This payment guarantee is for use where the payment obligations of a company buying goods or services under a contract with a supplier are guaranteed by the buyer’s parent company or some other third party.
In six clauses the document covers
- the Buyer’s payment obligations
- payment by the Guarantor
- the liability of the Guarantor
- governing law.
Sometimes a supplier of goods or services is doubtful whether the buyer will be able to meet all his payment obligations. Especially where the contract is of a high value or fairly long term, the Supplier may look for security from the Buyer’s parent company or some other third party related to the buyer who can give the necessary assurances.
Our form of Payment Guarantee is designed to deal with such a situation. The document is quite straightforward and contains six clauses setting out the rights and obligations of the parties.
The introduction refers to the contract to which the Guarantee relates and then refers to the relationship between the Guarantor and the Buyer. If the Buyer is not a subsidiary of the Guarantor, the wording of (B) needs to be changed.
Clause 1 contains an irrevocable and unconditional guarantee from the Guarantor to the Supplier that it will guarantee the Buyer’s payment obligations under the contract.
Clause 2 deals in more detail with the procedure by which the Supplier can obtain payment from the Guarantor. Under our wording, if a payment is overdue 30 days after a notice demanding payment, then the Guarantor has 7 days in which to make the payment directly to the Supplier. These periods should be changed if the 30 days or 7 days is considered to be too long.

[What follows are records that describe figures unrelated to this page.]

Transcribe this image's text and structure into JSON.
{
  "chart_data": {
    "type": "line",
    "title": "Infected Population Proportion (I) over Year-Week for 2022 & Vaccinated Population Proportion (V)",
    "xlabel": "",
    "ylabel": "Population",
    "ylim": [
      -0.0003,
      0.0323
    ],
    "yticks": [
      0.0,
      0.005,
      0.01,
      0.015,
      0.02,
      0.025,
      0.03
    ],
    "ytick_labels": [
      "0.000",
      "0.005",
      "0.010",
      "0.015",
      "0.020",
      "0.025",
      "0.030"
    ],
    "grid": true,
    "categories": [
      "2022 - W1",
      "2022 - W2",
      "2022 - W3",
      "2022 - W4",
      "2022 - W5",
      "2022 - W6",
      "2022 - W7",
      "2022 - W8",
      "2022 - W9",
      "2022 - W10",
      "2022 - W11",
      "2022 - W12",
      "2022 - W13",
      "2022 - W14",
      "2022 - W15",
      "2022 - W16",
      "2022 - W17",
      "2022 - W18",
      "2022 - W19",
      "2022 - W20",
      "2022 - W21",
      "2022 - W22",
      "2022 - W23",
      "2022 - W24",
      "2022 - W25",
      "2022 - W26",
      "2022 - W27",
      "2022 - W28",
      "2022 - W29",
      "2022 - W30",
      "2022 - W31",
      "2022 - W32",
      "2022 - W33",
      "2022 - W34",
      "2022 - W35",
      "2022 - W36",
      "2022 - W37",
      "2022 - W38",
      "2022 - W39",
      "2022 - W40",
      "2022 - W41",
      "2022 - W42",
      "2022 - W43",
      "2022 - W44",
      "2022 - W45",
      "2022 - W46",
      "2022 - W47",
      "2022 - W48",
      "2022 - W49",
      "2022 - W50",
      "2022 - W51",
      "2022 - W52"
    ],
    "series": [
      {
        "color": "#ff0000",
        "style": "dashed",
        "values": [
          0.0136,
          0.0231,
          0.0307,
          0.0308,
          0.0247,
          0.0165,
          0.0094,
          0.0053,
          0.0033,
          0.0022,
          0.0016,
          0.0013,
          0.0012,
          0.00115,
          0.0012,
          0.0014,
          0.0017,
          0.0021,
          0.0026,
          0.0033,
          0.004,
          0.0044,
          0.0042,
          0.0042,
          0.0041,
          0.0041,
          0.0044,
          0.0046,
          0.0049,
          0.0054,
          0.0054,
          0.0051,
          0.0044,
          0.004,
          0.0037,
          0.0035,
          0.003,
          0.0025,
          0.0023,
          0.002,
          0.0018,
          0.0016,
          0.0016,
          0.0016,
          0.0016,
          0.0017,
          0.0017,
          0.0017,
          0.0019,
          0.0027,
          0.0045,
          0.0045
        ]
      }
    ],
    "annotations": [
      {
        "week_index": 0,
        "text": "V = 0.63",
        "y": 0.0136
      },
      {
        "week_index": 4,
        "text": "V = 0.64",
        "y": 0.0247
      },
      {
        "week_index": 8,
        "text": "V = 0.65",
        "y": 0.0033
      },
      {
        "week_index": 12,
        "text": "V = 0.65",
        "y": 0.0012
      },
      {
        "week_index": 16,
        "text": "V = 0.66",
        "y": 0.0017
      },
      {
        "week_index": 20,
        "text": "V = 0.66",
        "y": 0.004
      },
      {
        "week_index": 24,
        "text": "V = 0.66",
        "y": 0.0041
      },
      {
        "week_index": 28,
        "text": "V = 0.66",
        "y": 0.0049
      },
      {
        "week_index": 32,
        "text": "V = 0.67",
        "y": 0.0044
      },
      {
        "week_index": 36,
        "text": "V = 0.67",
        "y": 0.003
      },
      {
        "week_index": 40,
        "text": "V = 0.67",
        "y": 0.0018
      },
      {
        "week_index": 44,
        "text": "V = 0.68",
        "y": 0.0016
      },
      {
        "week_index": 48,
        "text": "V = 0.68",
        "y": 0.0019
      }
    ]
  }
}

Clause 3 is a legal provision which makes it clear that if there is some change in the terms of the underlying contract, that change does not invalidate the terms of this Guarantee.
Clause 4 deals with the duration of the Guarantee: it continues for as long as the Buyer has any liability to the Supplier under the contract between them.

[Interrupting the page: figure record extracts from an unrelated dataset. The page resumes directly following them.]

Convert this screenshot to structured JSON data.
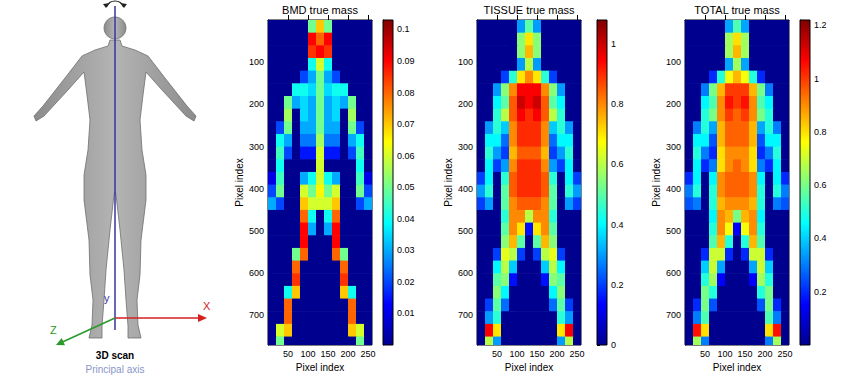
{
  "chart_data": [
    {
      "type": "heatmap",
      "title": "BMD true mass",
      "x_label": "Pixel index",
      "y_label": "Pixel index",
      "x": [
        10,
        30,
        50,
        70,
        90,
        110,
        130,
        150,
        170,
        190,
        210,
        230,
        250
      ],
      "y": [
        15,
        45,
        75,
        105,
        135,
        165,
        195,
        225,
        255,
        285,
        315,
        345,
        375,
        405,
        435,
        465,
        495,
        525,
        555,
        585,
        615,
        645,
        675,
        705,
        735,
        765
      ],
      "xlim": [
        0,
        260
      ],
      "ylim": [
        770,
        0
      ],
      "xticks": [
        50,
        100,
        150,
        200,
        250
      ],
      "yticks": [
        100,
        200,
        300,
        400,
        500,
        600,
        700
      ],
      "colorbar_range": [
        0,
        0.103
      ],
      "colorbar_ticks": [
        0.01,
        0.02,
        0.03,
        0.04,
        0.05,
        0.06,
        0.07,
        0.08,
        0.09,
        0.1
      ],
      "cells": [
        [
          0,
          0,
          0,
          0,
          0,
          0.05,
          0.07,
          0.05,
          0,
          0,
          0,
          0,
          0
        ],
        [
          0,
          0,
          0,
          0,
          0,
          0.09,
          0.08,
          0.09,
          0,
          0,
          0,
          0,
          0
        ],
        [
          0,
          0,
          0,
          0,
          0,
          0.085,
          0.09,
          0.085,
          0,
          0,
          0,
          0,
          0
        ],
        [
          0,
          0,
          0,
          0,
          0,
          0.04,
          0.06,
          0.04,
          0,
          0,
          0,
          0,
          0
        ],
        [
          0,
          0,
          0,
          0,
          0.02,
          0.03,
          0.05,
          0.03,
          0.02,
          0,
          0,
          0,
          0
        ],
        [
          0,
          0,
          0,
          0.04,
          0.04,
          0.035,
          0.05,
          0.035,
          0.04,
          0.04,
          0,
          0,
          0
        ],
        [
          0,
          0,
          0.05,
          0.03,
          0.035,
          0.03,
          0.05,
          0.03,
          0.035,
          0.03,
          0.05,
          0,
          0
        ],
        [
          0,
          0,
          0.055,
          0,
          0.035,
          0.03,
          0.05,
          0.03,
          0.035,
          0,
          0.055,
          0,
          0
        ],
        [
          0,
          0.02,
          0.05,
          0,
          0.03,
          0.03,
          0.05,
          0.03,
          0.03,
          0,
          0.05,
          0.02,
          0
        ],
        [
          0,
          0.04,
          0.03,
          0,
          0.025,
          0.025,
          0.055,
          0.025,
          0.025,
          0,
          0.03,
          0.04,
          0
        ],
        [
          0,
          0.045,
          0.02,
          0,
          0.015,
          0.015,
          0.06,
          0.015,
          0.015,
          0,
          0.02,
          0.045,
          0
        ],
        [
          0,
          0.04,
          0,
          0,
          0,
          0,
          0.06,
          0,
          0,
          0,
          0,
          0.04,
          0
        ],
        [
          0.01,
          0.045,
          0,
          0,
          0.03,
          0.04,
          0.06,
          0.04,
          0.03,
          0,
          0,
          0.045,
          0.01
        ],
        [
          0.02,
          0.05,
          0,
          0,
          0.06,
          0.05,
          0.065,
          0.05,
          0.06,
          0,
          0,
          0.05,
          0.02
        ],
        [
          0.03,
          0.02,
          0,
          0,
          0.07,
          0.06,
          0.06,
          0.06,
          0.07,
          0,
          0,
          0.02,
          0.03
        ],
        [
          0,
          0,
          0,
          0,
          0.08,
          0.04,
          0,
          0.04,
          0.08,
          0,
          0,
          0,
          0
        ],
        [
          0,
          0,
          0,
          0,
          0.09,
          0.03,
          0,
          0.03,
          0.09,
          0,
          0,
          0,
          0
        ],
        [
          0,
          0,
          0,
          0,
          0.09,
          0,
          0,
          0,
          0.09,
          0,
          0,
          0,
          0
        ],
        [
          0,
          0,
          0,
          0.05,
          0.08,
          0,
          0,
          0,
          0.08,
          0.05,
          0,
          0,
          0
        ],
        [
          0,
          0,
          0,
          0.08,
          0,
          0,
          0,
          0,
          0,
          0.08,
          0,
          0,
          0
        ],
        [
          0,
          0,
          0,
          0.085,
          0,
          0,
          0,
          0,
          0,
          0.085,
          0,
          0,
          0
        ],
        [
          0,
          0,
          0.04,
          0.07,
          0,
          0,
          0,
          0,
          0,
          0.07,
          0.04,
          0,
          0
        ],
        [
          0,
          0,
          0.08,
          0,
          0,
          0,
          0,
          0,
          0,
          0,
          0.08,
          0,
          0
        ],
        [
          0,
          0,
          0.08,
          0,
          0,
          0,
          0,
          0,
          0,
          0,
          0.08,
          0,
          0
        ],
        [
          0,
          0.06,
          0.07,
          0,
          0,
          0,
          0,
          0,
          0,
          0,
          0.07,
          0.06,
          0
        ],
        [
          0,
          0.05,
          0,
          0,
          0,
          0,
          0,
          0,
          0,
          0,
          0,
          0.05,
          0
        ]
      ]
    },
    {
      "type": "heatmap",
      "title": "TISSUE true mass",
      "x_label": "Pixel index",
      "y_label": "Pixel index",
      "x": [
        10,
        30,
        50,
        70,
        90,
        110,
        130,
        150,
        170,
        190,
        210,
        230,
        250
      ],
      "y": [
        15,
        45,
        75,
        105,
        135,
        165,
        195,
        225,
        255,
        285,
        315,
        345,
        375,
        405,
        435,
        465,
        495,
        525,
        555,
        585,
        615,
        645,
        675,
        705,
        735,
        765
      ],
      "xlim": [
        0,
        260
      ],
      "ylim": [
        770,
        0
      ],
      "xticks": [
        50,
        100,
        150,
        200,
        250
      ],
      "yticks": [
        100,
        200,
        300,
        400,
        500,
        600,
        700
      ],
      "colorbar_range": [
        0,
        1.08
      ],
      "colorbar_ticks": [
        0,
        0.2,
        0.4,
        0.6,
        0.8,
        1
      ],
      "cells": [
        [
          0,
          0,
          0,
          0,
          0,
          0.3,
          0.5,
          0.3,
          0,
          0,
          0,
          0,
          0
        ],
        [
          0,
          0,
          0,
          0,
          0,
          0.55,
          0.7,
          0.55,
          0,
          0,
          0,
          0,
          0
        ],
        [
          0,
          0,
          0,
          0,
          0,
          0.55,
          0.75,
          0.55,
          0,
          0,
          0,
          0,
          0
        ],
        [
          0,
          0,
          0,
          0,
          0,
          0.3,
          0.6,
          0.3,
          0,
          0,
          0,
          0,
          0
        ],
        [
          0,
          0,
          0,
          0.2,
          0.45,
          0.7,
          0.8,
          0.7,
          0.45,
          0.2,
          0,
          0,
          0
        ],
        [
          0,
          0,
          0.3,
          0.55,
          0.8,
          0.95,
          0.95,
          0.95,
          0.8,
          0.55,
          0.3,
          0,
          0
        ],
        [
          0,
          0,
          0.4,
          0.5,
          0.85,
          1.0,
          0.95,
          1.0,
          0.85,
          0.5,
          0.4,
          0,
          0
        ],
        [
          0,
          0,
          0.45,
          0.6,
          0.85,
          0.95,
          0.9,
          0.95,
          0.85,
          0.6,
          0.45,
          0,
          0
        ],
        [
          0,
          0.3,
          0.45,
          0.35,
          0.8,
          0.9,
          0.9,
          0.9,
          0.8,
          0.35,
          0.45,
          0.3,
          0
        ],
        [
          0,
          0.4,
          0.4,
          0.25,
          0.8,
          0.9,
          0.9,
          0.9,
          0.8,
          0.25,
          0.4,
          0.4,
          0
        ],
        [
          0,
          0.45,
          0.3,
          0.2,
          0.75,
          0.85,
          0.85,
          0.85,
          0.75,
          0.2,
          0.3,
          0.45,
          0
        ],
        [
          0,
          0.4,
          0.2,
          0.3,
          0.8,
          0.9,
          0.9,
          0.9,
          0.8,
          0.3,
          0.2,
          0.4,
          0
        ],
        [
          0.2,
          0.4,
          0,
          0.45,
          0.85,
          0.9,
          0.9,
          0.9,
          0.85,
          0.45,
          0,
          0.4,
          0.2
        ],
        [
          0.3,
          0.45,
          0,
          0.5,
          0.85,
          0.9,
          0.9,
          0.9,
          0.85,
          0.5,
          0,
          0.45,
          0.3
        ],
        [
          0.2,
          0.3,
          0,
          0.5,
          0.8,
          0.85,
          0.85,
          0.85,
          0.8,
          0.5,
          0,
          0.3,
          0.2
        ],
        [
          0,
          0,
          0,
          0.45,
          0.8,
          0.8,
          0.6,
          0.8,
          0.8,
          0.45,
          0,
          0,
          0
        ],
        [
          0,
          0,
          0,
          0.5,
          0.8,
          0.7,
          0.15,
          0.7,
          0.8,
          0.5,
          0,
          0,
          0
        ],
        [
          0,
          0,
          0,
          0.55,
          0.75,
          0.5,
          0,
          0.5,
          0.75,
          0.55,
          0,
          0,
          0
        ],
        [
          0,
          0,
          0.2,
          0.65,
          0.6,
          0.2,
          0,
          0.2,
          0.6,
          0.65,
          0.2,
          0,
          0
        ],
        [
          0,
          0,
          0.4,
          0.6,
          0.35,
          0,
          0,
          0,
          0.35,
          0.6,
          0.4,
          0,
          0
        ],
        [
          0,
          0,
          0.5,
          0.55,
          0.15,
          0,
          0,
          0,
          0.15,
          0.55,
          0.5,
          0,
          0
        ],
        [
          0,
          0,
          0.55,
          0.4,
          0,
          0,
          0,
          0,
          0,
          0.4,
          0.55,
          0,
          0
        ],
        [
          0,
          0.2,
          0.5,
          0.25,
          0,
          0,
          0,
          0,
          0,
          0.25,
          0.5,
          0.2,
          0
        ],
        [
          0,
          0.3,
          0.45,
          0,
          0,
          0,
          0,
          0,
          0,
          0,
          0.45,
          0.3,
          0
        ],
        [
          0,
          0.95,
          0.7,
          0,
          0,
          0,
          0,
          0,
          0,
          0,
          0.7,
          0.95,
          0
        ],
        [
          0,
          0.6,
          0.3,
          0,
          0,
          0,
          0,
          0,
          0,
          0,
          0.3,
          0.6,
          0
        ]
      ]
    },
    {
      "type": "heatmap",
      "title": "TOTAL true mass",
      "x_label": "Pixel index",
      "y_label": "Pixel index",
      "x": [
        10,
        30,
        50,
        70,
        90,
        110,
        130,
        150,
        170,
        190,
        210,
        230,
        250
      ],
      "y": [
        15,
        45,
        75,
        105,
        135,
        165,
        195,
        225,
        255,
        285,
        315,
        345,
        375,
        405,
        435,
        465,
        495,
        525,
        555,
        585,
        615,
        645,
        675,
        705,
        735,
        765
      ],
      "xlim": [
        0,
        260
      ],
      "ylim": [
        770,
        0
      ],
      "xticks": [
        50,
        100,
        150,
        200,
        250
      ],
      "yticks": [
        100,
        200,
        300,
        400,
        500,
        600,
        700
      ],
      "colorbar_range": [
        0,
        1.22
      ],
      "colorbar_ticks": [
        0.2,
        0.4,
        0.6,
        0.8,
        1,
        1.2
      ],
      "cells": [
        [
          0,
          0,
          0,
          0,
          0,
          0.35,
          0.55,
          0.35,
          0,
          0,
          0,
          0,
          0
        ],
        [
          0,
          0,
          0,
          0,
          0,
          0.65,
          0.8,
          0.65,
          0,
          0,
          0,
          0,
          0
        ],
        [
          0,
          0,
          0,
          0,
          0,
          0.65,
          0.85,
          0.65,
          0,
          0,
          0,
          0,
          0
        ],
        [
          0,
          0,
          0,
          0,
          0,
          0.35,
          0.65,
          0.35,
          0,
          0,
          0,
          0,
          0
        ],
        [
          0,
          0,
          0,
          0.2,
          0.5,
          0.75,
          0.85,
          0.75,
          0.5,
          0.2,
          0,
          0,
          0
        ],
        [
          0,
          0,
          0.3,
          0.6,
          0.85,
          1.0,
          1.0,
          1.0,
          0.85,
          0.6,
          0.3,
          0,
          0
        ],
        [
          0,
          0,
          0.45,
          0.55,
          0.9,
          1.05,
          1.0,
          1.05,
          0.9,
          0.55,
          0.45,
          0,
          0
        ],
        [
          0,
          0,
          0.5,
          0.6,
          0.9,
          1.0,
          0.95,
          1.0,
          0.9,
          0.6,
          0.5,
          0,
          0
        ],
        [
          0,
          0.3,
          0.5,
          0.35,
          0.85,
          0.95,
          0.95,
          0.95,
          0.85,
          0.35,
          0.5,
          0.3,
          0
        ],
        [
          0,
          0.45,
          0.45,
          0.25,
          0.85,
          0.95,
          0.95,
          0.95,
          0.85,
          0.25,
          0.45,
          0.45,
          0
        ],
        [
          0,
          0.5,
          0.3,
          0.2,
          0.8,
          0.9,
          0.9,
          0.9,
          0.8,
          0.2,
          0.3,
          0.5,
          0
        ],
        [
          0,
          0.45,
          0.2,
          0.3,
          0.8,
          0.9,
          0.95,
          0.9,
          0.8,
          0.3,
          0.2,
          0.45,
          0
        ],
        [
          0.2,
          0.45,
          0,
          0.45,
          0.9,
          0.95,
          0.95,
          0.95,
          0.9,
          0.45,
          0,
          0.45,
          0.2
        ],
        [
          0.3,
          0.5,
          0,
          0.5,
          0.9,
          0.95,
          0.95,
          0.95,
          0.9,
          0.5,
          0,
          0.5,
          0.3
        ],
        [
          0.25,
          0.3,
          0,
          0.5,
          0.85,
          0.9,
          0.9,
          0.9,
          0.85,
          0.5,
          0,
          0.3,
          0.25
        ],
        [
          0,
          0,
          0,
          0.45,
          0.9,
          0.85,
          0.6,
          0.85,
          0.9,
          0.45,
          0,
          0,
          0
        ],
        [
          0,
          0,
          0,
          0.5,
          0.9,
          0.75,
          0.15,
          0.75,
          0.9,
          0.5,
          0,
          0,
          0
        ],
        [
          0,
          0,
          0,
          0.55,
          0.85,
          0.5,
          0,
          0.5,
          0.85,
          0.55,
          0,
          0,
          0
        ],
        [
          0,
          0,
          0.2,
          0.7,
          0.7,
          0.2,
          0,
          0.2,
          0.7,
          0.7,
          0.2,
          0,
          0
        ],
        [
          0,
          0,
          0.4,
          0.7,
          0.35,
          0,
          0,
          0,
          0.35,
          0.7,
          0.4,
          0,
          0
        ],
        [
          0,
          0,
          0.5,
          0.65,
          0.15,
          0,
          0,
          0,
          0.15,
          0.65,
          0.5,
          0,
          0
        ],
        [
          0,
          0,
          0.6,
          0.5,
          0,
          0,
          0,
          0,
          0,
          0.5,
          0.6,
          0,
          0
        ],
        [
          0,
          0.2,
          0.6,
          0.25,
          0,
          0,
          0,
          0,
          0,
          0.25,
          0.6,
          0.2,
          0
        ],
        [
          0,
          0.3,
          0.55,
          0,
          0,
          0,
          0,
          0,
          0,
          0,
          0.55,
          0.3,
          0
        ],
        [
          0,
          1.05,
          0.8,
          0,
          0,
          0,
          0,
          0,
          0,
          0,
          0.8,
          1.05,
          0
        ],
        [
          0,
          0.65,
          0.3,
          0,
          0,
          0,
          0,
          0,
          0,
          0,
          0.3,
          0.65,
          0
        ]
      ]
    }
  ],
  "diagram": {
    "x_axis_label": "X",
    "y_axis_label": "y",
    "z_axis_label": "Z",
    "caption": "3D scan",
    "subcaption": "Principal axis"
  }
}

Clause 5 deals with any notices that have to be given.
Clause 6 specifies the governing law and states that if there is any dispute it will be referred to the courts.
Under English law, the document should be signed as a deed by the Guarantor. This means either having the signature of two directors or a director and the company secretary, or having the document sealed with the company’s seal and then signed by one or more of the directors.